O rozwodzie Huberta Urbańskiego mówili wszyscy. Miała zostawić go w najtrudniejszym momencie życia

Rozstanie Huberta Urbańskiego i Julii Chmielnik komentowały wszystkie media w Polsce. Atmosferę zagęścił głośny wywiad prezentera, w którym zdradził szczegóły rozwodu. Potem głos zabrała jego była żona.

Niewiele osób pamięta, że Hubert Urbański lata temu był związany z socjoterapeutką, Urszulą Engelmayer. Ich związek zakończył się w 2002 roku. Jakiś czas później prezenter odnalazł szczęście u boku Julii Chmielnik, córki zmarłego aktora, Jacka Chmielnika. - Jesteśmy dwoma jabłkami, nie jakimiś połówkami. Dwa jabłka tego samego gatunku, dobrze do siebie pasujące - mówił zakochany wówczas Urbański w rozmowie z WP Kobieta. Sielanka nie trwała jednak zbyt długo. Para pobrała się w 2009 roku, a rozwód sfinalizowano w 2013 roku. Na formalnym przypieczętowaniu rozstania się nie skończyło. Mnóstwo emocji wzbudził późniejszy wywiad prezentera, w którym opowiedział, jak wyglądało jego małżeństwo. Więcej zdjęć pary znajdziesz w galerii na górze strony. 

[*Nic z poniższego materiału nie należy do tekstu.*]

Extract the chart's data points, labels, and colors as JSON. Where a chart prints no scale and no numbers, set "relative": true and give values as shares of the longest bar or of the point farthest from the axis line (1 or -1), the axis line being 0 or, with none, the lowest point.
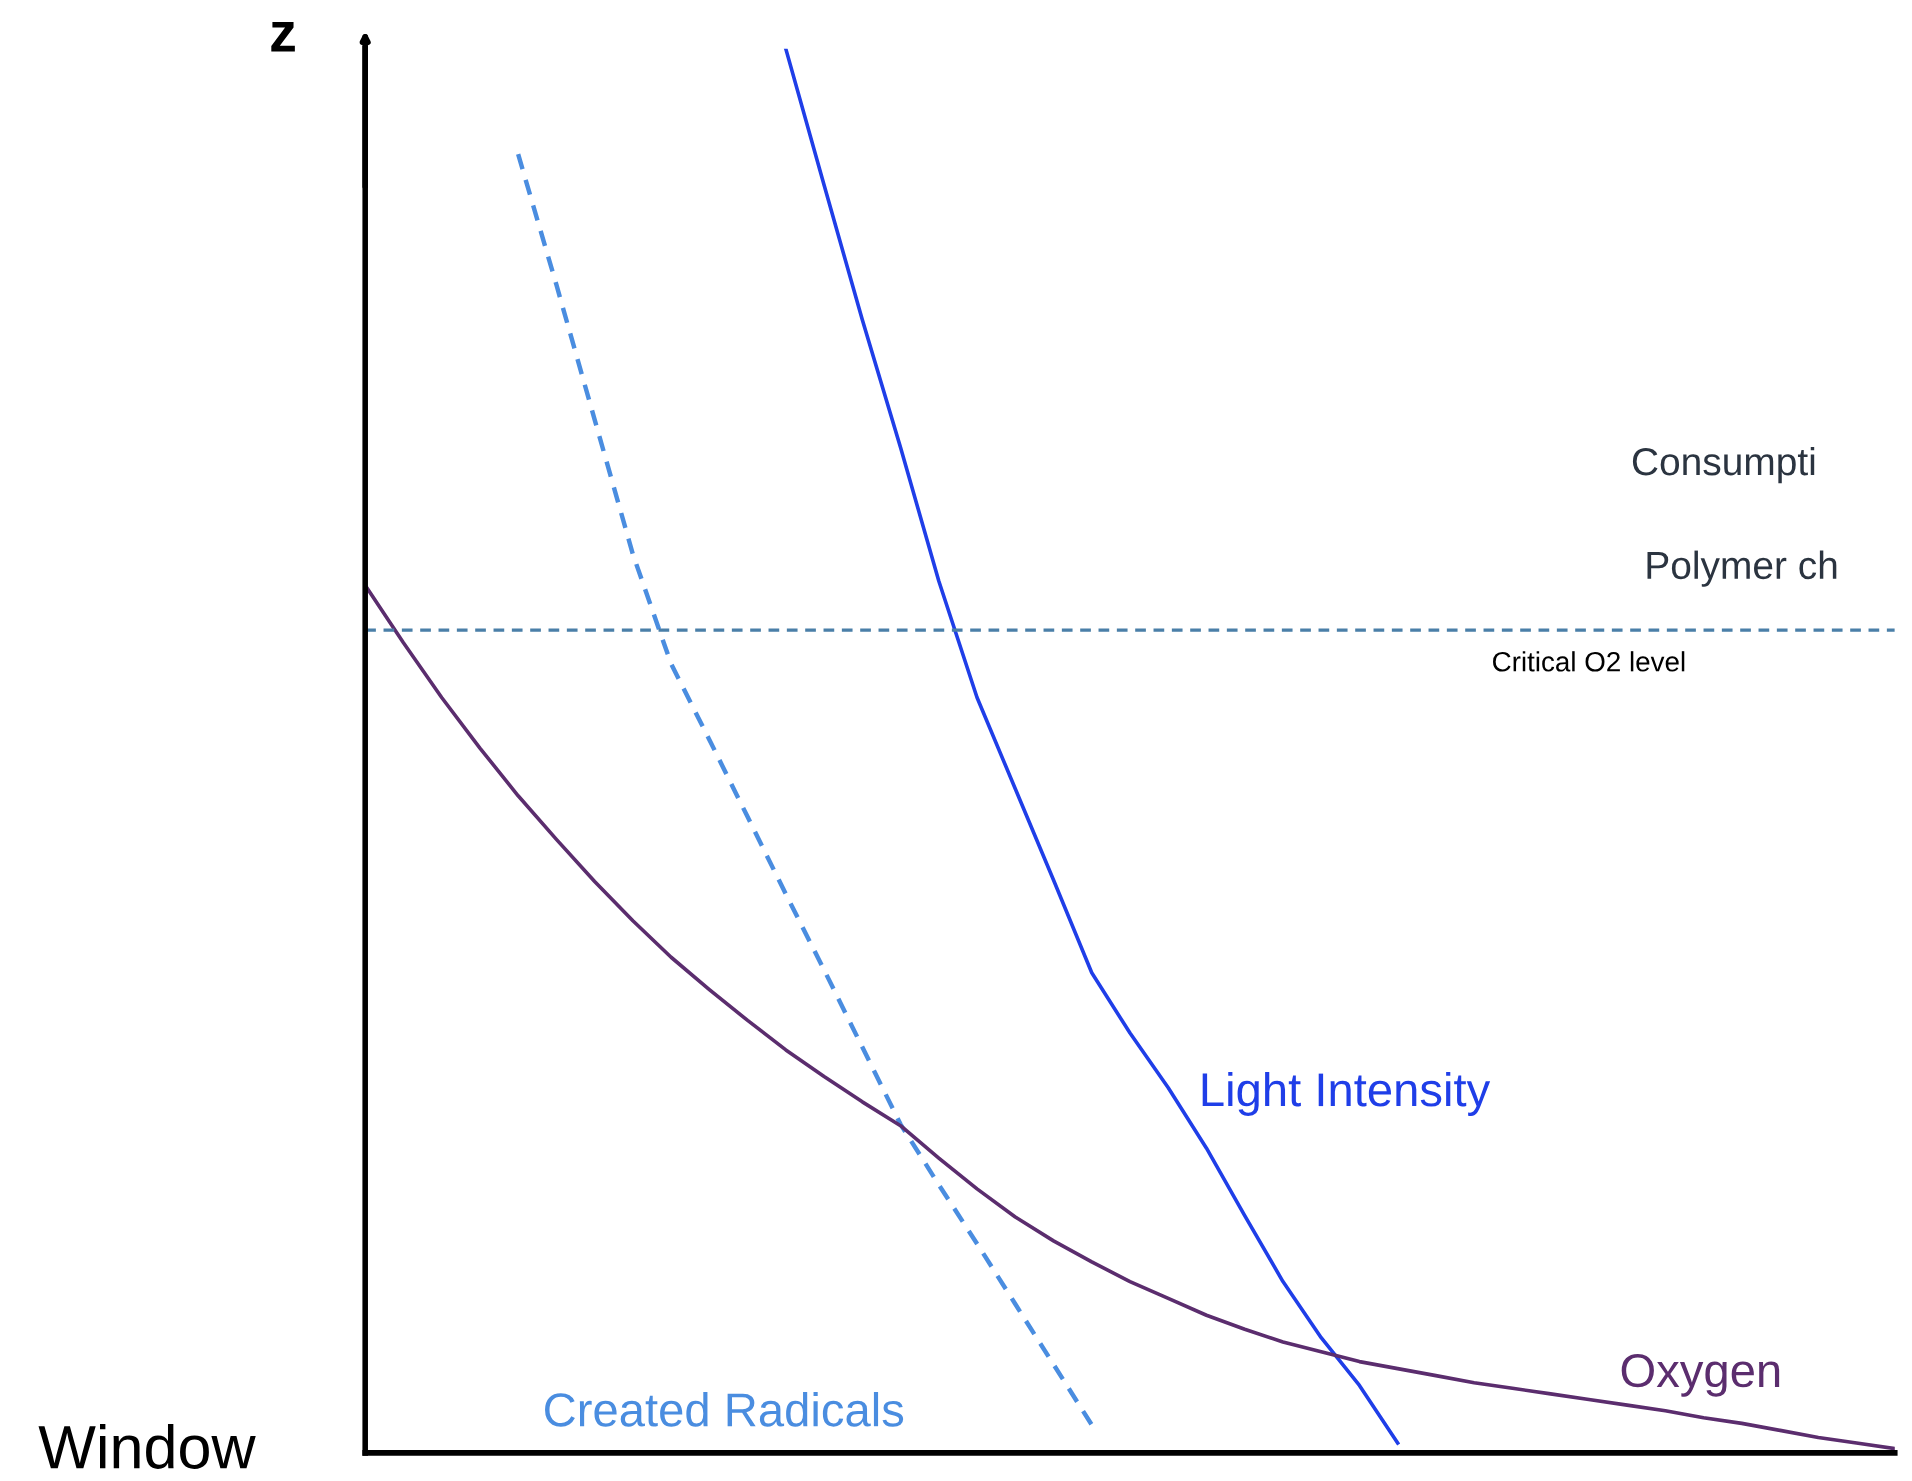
{
  "chart_data": {
    "type": "line",
    "relative": true,
    "ylabel": "z",
    "categories": [
      null,
      null,
      null,
      null,
      null,
      null,
      null,
      null,
      null,
      null,
      null,
      null,
      null,
      null,
      null,
      null,
      null,
      null,
      null,
      null,
      null,
      null,
      null,
      null,
      null,
      null,
      null,
      null,
      null,
      null,
      null,
      null,
      null,
      null,
      null,
      null,
      null,
      null,
      null,
      null,
      null
    ],
    "series": [
      {
        "name": "Created Radicals",
        "color": "#4a8de0",
        "line_style": "dashed",
        "values": [
          null,
          null,
          null,
          null,
          0.925,
          0.832,
          0.736,
          0.64,
          0.562,
          0.508,
          0.453,
          0.398,
          0.344,
          0.289,
          0.234,
          0.191,
          0.149,
          0.106,
          0.063,
          0.02,
          null,
          null,
          null,
          null,
          null,
          null,
          null,
          null,
          null,
          null,
          null,
          null,
          null,
          null,
          null,
          null,
          null,
          null,
          null,
          null,
          null
        ]
      },
      {
        "name": "Light Intensity",
        "color": "#1f3ee8",
        "line_style": "solid",
        "values": [
          null,
          null,
          null,
          null,
          null,
          null,
          null,
          null,
          null,
          null,
          null,
          1.0,
          0.903,
          0.807,
          0.716,
          0.621,
          0.538,
          0.473,
          0.408,
          0.342,
          0.299,
          0.26,
          0.217,
          0.169,
          0.122,
          0.082,
          0.048,
          0.007,
          null,
          null,
          null,
          null,
          null,
          null,
          null,
          null,
          null,
          null,
          null,
          null,
          null
        ]
      },
      {
        "name": "Oxygen",
        "color": "#5b2d6e",
        "line_style": "solid",
        "values": [
          0.618,
          0.577,
          0.538,
          0.502,
          0.468,
          0.437,
          0.407,
          0.379,
          0.353,
          0.33,
          0.308,
          0.287,
          0.268,
          0.25,
          0.233,
          0.21,
          0.188,
          0.168,
          0.151,
          0.136,
          0.122,
          0.11,
          0.098,
          0.088,
          0.079,
          0.072,
          0.065,
          0.06,
          0.055,
          0.05,
          0.046,
          0.042,
          0.038,
          0.034,
          0.03,
          0.025,
          0.021,
          0.016,
          0.011,
          0.007,
          0.003
        ]
      }
    ],
    "ref_lines": [
      {
        "axis": "y",
        "value": 0.586,
        "label": "Critical O2 level",
        "color": "#4a7fa8",
        "line_style": "dashed"
      }
    ],
    "annotations": [
      "Consumpti",
      "Polymer ch",
      "Window"
    ]
  }
}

Zobacz wideo Hubert Urbański ogląda "Milionerów" i śmieje się z uczestniczki

Hubert Ubrański miał za złe żonie. "W najtrudniejszym momencie mojego życia powiedziała..." 

W wywiadzie dla "Newsweeku" prowadzący "Milionerów" zdradził, że nie sądził, by po pierwszym rozwodzie ponownie się ożenił. "Kiedy myślałem, że dobrze jest tak, jak jest, nagle się zakochałem. Nigdy nie byłem religijny, ale kiedy moja była żona poprosiła o ślub kościelny, ku zdumieniu wszystkich, którzy mnie znali, powiedziałem: tak" - mówił. Później przedstawił swoją perspektywę tego, jak wyglądał koniec związku z Chmielnik. - Ożeniłem się z kobietą, która przed ołtarzem przyrzekała, że będzie ze mną na dobre i na złe, a w najtrudniejszym chyba momencie mojego życia powiedziała: "Mam tego dosyć, radź sobie sam" - zdradził. Kiedy wywiad przeczytała była żona Urbańskiego, od razu wydała oświadczenie.  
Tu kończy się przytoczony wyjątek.